When compared to a person with 0 aces, a person who has 4 aces runs the risk of the following:
- 7 times more likely to become an alcoholic.
- “12 times more likely to attempt suicide.”
- Twice as likely to develop heart disease.
- Twice as likely to develop cancer.
What is the science behind it?
The fight or flight response stops the thinking brain (the analytical side that can take too long to take action in dangerous situations). The response also interrupts other immune responses with high levels of toxic stress (fight or flight) hormones.
This immune response is adaptive, meant to save us from dangerous situations.
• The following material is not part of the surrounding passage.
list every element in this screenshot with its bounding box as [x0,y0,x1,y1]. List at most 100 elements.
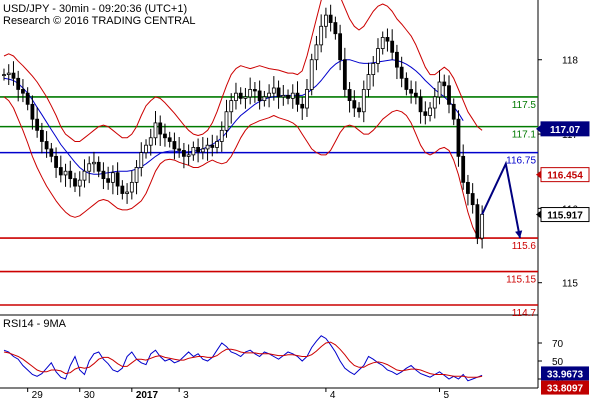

This response only becomes a problem when a child experiences it every time they cross the threshold into their home.
The studies from ACEstoohigh, Harvard, CDC, and 33 States (including DC) have recognized that the repetitive chemical response in a growing child affects developing immune systems, hormonal systems, and even the way our DNA is transcribed. This disruption in childhood has long lasting repercussions that play out in their health status as adults.
Why haven’t I heard more about this?!
ACEs studies began in 1996, so we have had knowledge of the adverse health effects of childhood trauma going on two decades. Unfortunately, the initial studies comprised of mostly Caucasian and college educated test subjects. This reduced the level of the ACE tests and hindered the urgency that should have been used to disperse the information found.
It’s also very likely, because of how wide spread the issue is… and delicate the material is, we would rather not talk about it. We would rather be sick than address early life traumas.
An example of this incidence was just released in a Huffington Post article ; one of their writers talks about how the death of her father in her early years created trauma that led to health problems she experienced in her young 40’s.
What to do with this information?
Dr. Robert Block former president of the American academy of pediatrics stated, “Adverse Childhood Experiences are the single greatest unaddressed public health threat facing our nation today.”
Doctors should be aware of the ace score, because the higher the ace the more high-risk the patient. Ace score should be taken into account in all patients’ health needs, not just psychological. Additionally, there has been a new wave of centers equipped to help young childhood trauma victims and prevent future occurrences.